Sixteen-year-old Nina Kane should be worrying about her immortal soul, but she's too busy trying to actually survive. Her town's population has been decimated by soul-consuming demons, and souls are in short supply. Watching over her younger sister, Mellie, and scraping together food and money are all that matters. The two of them are a family. They gave up on their deadbeat mom a long time ago.
When Nina discovers that Mellie is keeping a secret that threatens their very existence, she'll do anything to protect her. Because in New Temperance, sins are prosecuted as crimes by the brutal Church and its army of black-robed exorcists. And Mellie's sin has put her in serious trouble.
To keep them both alive, Nina will need to trust Finn, a fugitive with deep green eyes who has already saved her life once and who might just be an exorcist. But what kind of exorcist wears a hoodie?
Wanted by the Church and hunted by dark forces, Nina knows she can't survive on her own. She needs Finn and his group of rogue friends just as much as they need her.
The Stars Never Rise wasn't a poor novel. It had really exhilarating action scenes, impressionable characters, a strong build-up of the setting, and occasional twists which at least I didn't see coming. Yet, I can't say that I loved this novel. Maybe it was the insta-love (even though well justified, but it didn't really feel real to me) or the fact that I was never really invested in the story or characters. While the novel kept me entertained, the certain hollowness didn't make a long-lasting impression.
You can immediately see that The Stars Never Rise isn't the first book written by the author. The language/style of writing never bores the reader as Vincent is very capable of maintaining the readers' attention, whether it was with the description of the doomed society or the action scenes. While the novel might include the generic elements of a YA fantasy novel (the special main character, dysfunctional family, the lovely-eyed love interest), it was able to offer other things than just the basics. The refreshing and sometimes even bold storyline was definitely the strongest element, with the Church's constricting rules about procreation and occupation among many others. I really liked the fact how the Church and the government were so tied together (in the novel, wouldn't be so nice in real life) and how the author had decided to include many of the officials and politicians in the storyline as (major) minor characters.
If you picture yourself living in a world of constant survival, it may be quite obvious that you try to live your life to the fullest, trying to be fearless of the consequences of your decisions. Even though I liked the fact that the author had included this live-while-it-lasts element to the novel, especially in terms of the romance, I also kind of cringed because of it. While Nina and her love interest most definitely are described to be interested in one another, I never saw the chemistry between them. While I liked both characters, I didn't feel the connection between them. Maybe it was just me, but the way the romance came across to me (the whole relationship was thrust upon them, without Nina really getting a chance to breath and take all the events in before getting it on with a stranger) made me like it less.

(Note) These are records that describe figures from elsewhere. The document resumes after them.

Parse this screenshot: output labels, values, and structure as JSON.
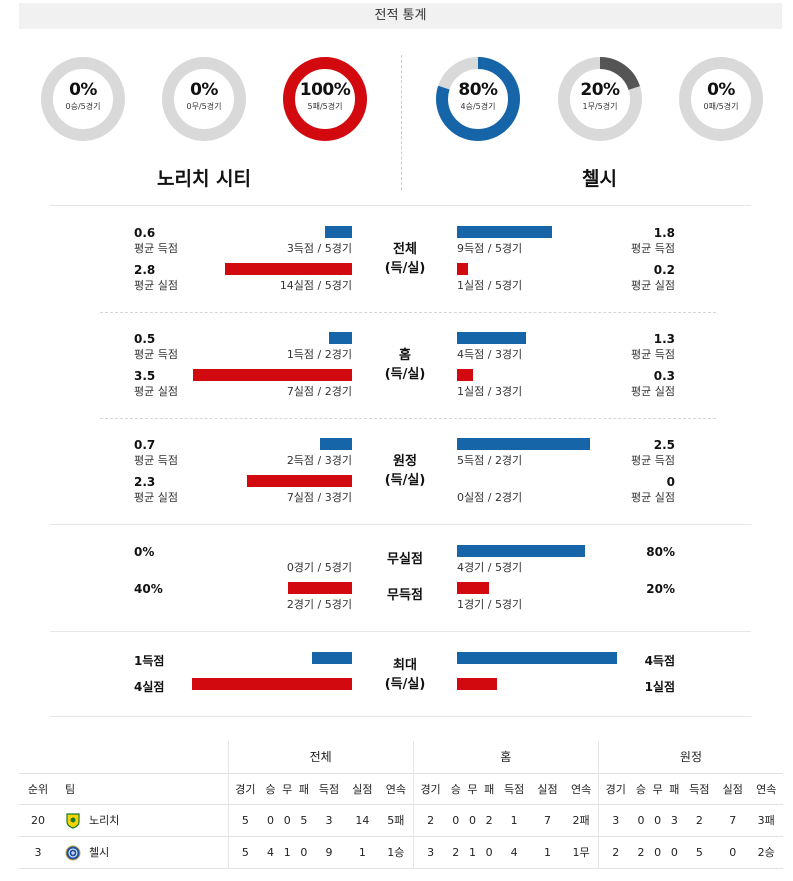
{
  "header": {
    "title": "전적 통계"
  },
  "donuts": [
    {
      "pct_label": "0%",
      "sub": "0승/5경기",
      "fraction": 0,
      "color": "#555555"
    },
    {
      "pct_label": "0%",
      "sub": "0무/5경기",
      "fraction": 0,
      "color": "#555555"
    },
    {
      "pct_label": "100%",
      "sub": "5패/5경기",
      "fraction": 1,
      "color": "#d20a10"
    },
    {
      "pct_label": "80%",
      "sub": "4승/5경기",
      "fraction": 0.8,
      "color": "#1565a8"
    },
    {
      "pct_label": "20%",
      "sub": "1무/5경기",
      "fraction": 0.2,
      "color": "#555555"
    },
    {
      "pct_label": "0%",
      "sub": "0패/5경기",
      "fraction": 0,
      "color": "#555555"
    }
  ],
  "teams": {
    "home": "노리치 시티",
    "away": "첼시"
  },
  "colors": {
    "goals": "#1565a8",
    "conceded": "#d20a10"
  },
  "sections": [
    {
      "label_1": "전체",
      "label_2": "(득/실)",
      "home_goals": {
        "value": "0.6",
        "caption": "평균 득점",
        "detail": "3득점 / 5경기",
        "ratio": 0.6
      },
      "home_conc": {
        "value": "2.8",
        "caption": "평균 실점",
        "detail": "14실점 / 5경기",
        "ratio": 2.8
      },
      "away_goals": {
        "value": "1.8",
        "caption": "평균 득점",
        "detail": "9득점 / 5경기",
        "ratio": 1.8
      },
      "away_conc": {
        "value": "0.2",
        "caption": "평균 실점",
        "detail": "1실점 / 5경기",
        "ratio": 0.2
      }
    },
    {
      "label_1": "홈",
      "label_2": "(득/실)",
      "home_goals": {
        "value": "0.5",
        "caption": "평균 득점",
        "detail": "1득점 / 2경기",
        "ratio": 0.5
      },
      "home_conc": {
        "value": "3.5",
        "caption": "평균 실점",
        "detail": "7실점 / 2경기",
        "ratio": 3.5
      },
      "away_goals": {
        "value": "1.3",
        "caption": "평균 득점",
        "detail": "4득점 / 3경기",
        "ratio": 1.3
      },
      "away_conc": {
        "value": "0.3",
        "caption": "평균 실점",
        "detail": "1실점 / 3경기",
        "ratio": 0.3
      }
    },
    {
      "label_1": "원정",
      "label_2": "(득/실)",
      "home_goals": {
        "value": "0.7",
        "caption": "평균 득점",
        "detail": "2득점 / 3경기",
        "ratio": 0.7
      },
      "home_conc": {
        "value": "2.3",
        "caption": "평균 실점",
        "detail": "7실점 / 3경기",
        "ratio": 2.3
      },
      "away_goals": {
        "value": "2.5",
        "caption": "평균 득점",
        "detail": "5득점 / 2경기",
        "ratio": 2.5
      },
      "away_conc": {
        "value": "0",
        "caption": "평균 실점",
        "detail": "0실점 / 2경기",
        "ratio": 0
      }
    }
  ],
  "clean": {
    "label_clean": "무실점",
    "label_blank": "무득점",
    "home_clean": {
      "value": "0%",
      "detail": "0경기 / 5경기",
      "ratio": 0
    },
    "home_blank": {
      "value": "40%",
      "detail": "2경기 / 5경기",
      "ratio": 0.4
    },
    "away_clean": {
      "value": "80%",
      "detail": "4경기 / 5경기",
      "ratio": 0.8
    },
    "away_blank": {
      "value": "20%",
      "detail": "1경기 / 5경기",
      "ratio": 0.2
    }
  },
  "maximum": {
    "label_1": "최대",
    "label_2": "(득/실)",
    "home_goals": {
      "value": "1득점",
      "ratio": 1
    },
    "home_conc": {
      "value": "4실점",
      "ratio": 4
    },
    "away_goals": {
      "value": "4득점",
      "ratio": 4
    },
    "away_conc": {
      "value": "1실점",
      "ratio": 1
    }
  },
  "table": {
    "groups": [
      "전체",
      "홈",
      "원정"
    ],
    "rank_header": "순위",
    "team_header": "팀",
    "sub_headers": [
      "경기",
      "승",
      "무",
      "패",
      "득점",
      "실점",
      "연속"
    ],
    "rows": [
      {
        "rank": "20",
        "team": "노리치",
        "crest": "norwich-crest-icon",
        "overall": [
          "5",
          "0",
          "0",
          "5",
          "3",
          "14",
          "5패"
        ],
        "home": [
          "2",
          "0",
          "0",
          "2",
          "1",
          "7",
          "2패"
        ],
        "away": [
          "3",
          "0",
          "0",
          "3",
          "2",
          "7",
          "3패"
        ]
      },
      {
        "rank": "3",
        "team": "첼시",
        "crest": "chelsea-crest-icon",
        "overall": [
          "5",
          "4",
          "1",
          "0",
          "9",
          "1",
          "1승"
        ],
        "home": [
          "3",
          "2",
          "1",
          "0",
          "4",
          "1",
          "1무"
        ],
        "away": [
          "2",
          "2",
          "0",
          "0",
          "5",
          "0",
          "2승"
        ]
      }
    ]
  }
}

The novel had a strong start and immediately I was absorbed and forgot about my surroundings, but maybe after reading 25% of the book, the storyline started to get slower and slower. Not until the remaining 30%, the pace quickened and interesting reveals were made, making the beginning and ending my favourite parts of the book. The middle section came across a lot weaker as the majority of it was all about introducing new characters and the build-up the romance (which wasn't really that convincing), and not as much about Nina coming terms with her changing life. There was this really interesting twist in the middle of the book (one that I can't really recall happening ever before in YA literature) which made things more interesting, but also caused lots of questions and a bit hesitant attitude by me.
I suppose it's one of those "it's me not you" things as I've read quite many raving reviews of The Stars Never Rise, and while the book was entertaining I never became invested in anything. This caused me to read some of the chapters half-heartedly, then going back to re-read some stuff making me even more frustrated with the book, and myself too. I think quite many will enjoy the book as it most definitely had the gripping elements of a good YA novel, but I most likely won't be coming back to the series, unfortunately (unless the second book will be a major game changer).